For 2 of the 15 available marks, we can implement a solution that is ~\mathcal O((N+M)Q)~. This can be done by explicitly maintaining the number of passengers at every station. When a survey happens, we can loop over the desired stations and sum the passenger counts at those stations. To operate a line, we can manually shift over all the passengers on a line one slot as necessary.

For 4 of the available marks, we need to leverage the constraint that ~L_i \le L_{i+1}~. This constraint means that every line is a contiguous subarray on ~A~. Because the array is a contiguous subarray, instead of maintaining the explicit count of passengers at every station, we can just maintain a pointer to the first station in the line and move that by one every time a line is operated, making operating a line run in ~\mathcal O(1)~. We also need to optimize surveys down to ~\mathcal O(1)~. Two steps are required here - firstly we compute the total number of passengers in a line, prefix sums on the passenger counts over all lines, and prefix sums on the passenger counts within every line. A survey will entirely contain a contiguous portion of some of the lines, so we can use the first set of prefix sums to compute the passengers that are entirely contained with the survey. There can be at most two lines with a partial count of passengers in the survey - the first line inside the segment and the last line, and we can use the second set of prefix sums to compute the counts.

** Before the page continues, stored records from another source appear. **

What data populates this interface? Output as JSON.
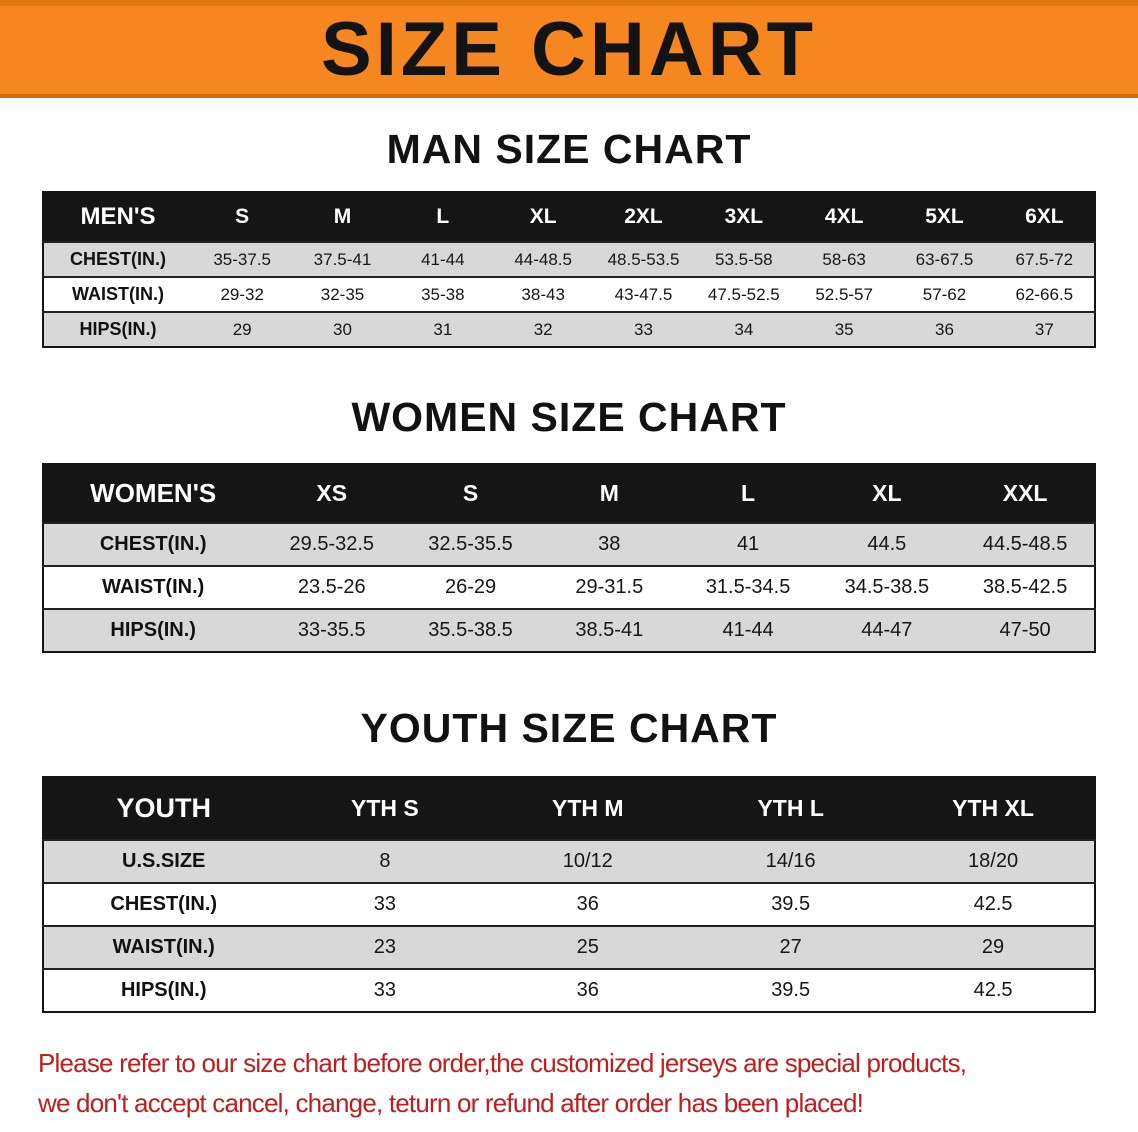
{
  "banner": {
    "title": "SIZE CHART"
  },
  "man": {
    "heading": "MAN SIZE CHART",
    "table": {
      "header": [
        "MEN'S",
        "S",
        "M",
        "L",
        "XL",
        "2XL",
        "3XL",
        "4XL",
        "5XL",
        "6XL"
      ],
      "rows": [
        [
          "CHEST(IN.)",
          "35-37.5",
          "37.5-41",
          "41-44",
          "44-48.5",
          "48.5-53.5",
          "53.5-58",
          "58-63",
          "63-67.5",
          "67.5-72"
        ],
        [
          "WAIST(IN.)",
          "29-32",
          "32-35",
          "35-38",
          "38-43",
          "43-47.5",
          "47.5-52.5",
          "52.5-57",
          "57-62",
          "62-66.5"
        ],
        [
          "HIPS(IN.)",
          "29",
          "30",
          "31",
          "32",
          "33",
          "34",
          "35",
          "36",
          "37"
        ]
      ]
    }
  },
  "women": {
    "heading": "WOMEN SIZE CHART",
    "table": {
      "header": [
        "WOMEN'S",
        "XS",
        "S",
        "M",
        "L",
        "XL",
        "XXL"
      ],
      "rows": [
        [
          "CHEST(IN.)",
          "29.5-32.5",
          "32.5-35.5",
          "38",
          "41",
          "44.5",
          "44.5-48.5"
        ],
        [
          "WAIST(IN.)",
          "23.5-26",
          "26-29",
          "29-31.5",
          "31.5-34.5",
          "34.5-38.5",
          "38.5-42.5"
        ],
        [
          "HIPS(IN.)",
          "33-35.5",
          "35.5-38.5",
          "38.5-41",
          "41-44",
          "44-47",
          "47-50"
        ]
      ]
    }
  },
  "youth": {
    "heading": "YOUTH SIZE CHART",
    "table": {
      "header": [
        "YOUTH",
        "YTH S",
        "YTH M",
        "YTH L",
        "YTH XL"
      ],
      "rows": [
        [
          "U.S.SIZE",
          "8",
          "10/12",
          "14/16",
          "18/20"
        ],
        [
          "CHEST(IN.)",
          "33",
          "36",
          "39.5",
          "42.5"
        ],
        [
          "WAIST(IN.)",
          "23",
          "25",
          "27",
          "29"
        ],
        [
          "HIPS(IN.)",
          "33",
          "36",
          "39.5",
          "42.5"
        ]
      ]
    }
  },
  "footer": {
    "line1": "Please refer to our size chart before order,the customized jerseys are special products,",
    "line2": "we don't accept cancel, change, teturn or refund after order has been placed!"
  },
  "colors": {
    "banner_orange": "#F6861F",
    "header_black": "#151515",
    "row_gray": "#D8D8D8",
    "footer_red": "#C01E1E"
  }
}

The next two subtasks that are each worth 3 additional marks - each ask to optimize one of the two possible operations that can be performed over general structures of lines.

In the first one, we have that ~M \le 200~. This means that we need operating a line to be fast, and computing surveys can be slower. To do this, we use the same track in the second subtask to maintain a pointer to the index in ~A~ which maps to the passenger count of the first station on that line, for each line. We also compute prefix sums over the passenger counts within every line. When we run a line, we shift the pointer, which runs in ~\mathcal O(1)~. When we run a survey, for every line we can binary search for the stations which are contained within the survey, and then use the prefix sums along with the pointer to compute the exact passenger counts within that line. This makes surveys run in ~\mathcal O(M \log N)~.

In the second one, we have that a line will have at most 200 trains. This means that operating a line can be slow, but computing surveys must be faster. If we maintain a binary indexed tree on ~A~, an update can be done by simulating the operating of a line directly which is ~\mathcal O(200 \log N)~. A survey is then two query operations on the binary indexed tree, which is ~\mathcal O(\log N)~.

The intended solution combines observations from both the above subtasks. Instead of maintaining a binary indexed tree, we will instead break ~A~ into subarrays of size ~\sqrt{N}~ and explicitly store the sums of all the elements in these subarrays. For each line, we will also store exactly which of these subarrays each station falls into, and specifically for each of these subarrays we'll maintain the first and last station within each subarray. We'll also compute prefix sums on the prefix counts.

When we perform a survey, we iterate over each of these subarrays. If a subarray falls entirely within the survey range, we add the count of that subarray to the survey result. Otherwise, we loop over just the elements of that subarray that fall in the survey range and explicitly add the count for each of those stations to the count. There are at most two buckets that have a partial overlap with the survey range, for ~\mathcal O(\sqrt N)~ elements to manually iterate over. There are ~\mathcal O(\sqrt N)~ buckets that can be completely contained within the survey range, so this means that a survey can be answered in ~\mathcal O(\sqrt N)~.

It remains to be able to handle running a line efficiently. When a line is run, each of the endpoints for a given subarray is shifted by 1. The sums for each subarray also need to be adjusted, but those are just increments and decrements off of the endpoints. There are ~\mathcal O(\sqrt N)~ subarrays that can be affected, so this process also runs in ~\mathcal O(\sqrt N)~.

Due to the complexity of implementation here, it is possible to only get 10/15 marks. There are a few things that can be done to improve the performance of the algorithm - for example, although the subarray size is ~\mathcal O(\sqrt N)~ for the complexity analysis, in practice it helps to make the subarray size smaller than ~\sqrt N~ because looping over subarrays that are completely contained has a low constant factor, but looping over one subarray for just the elements has a higher constant factor.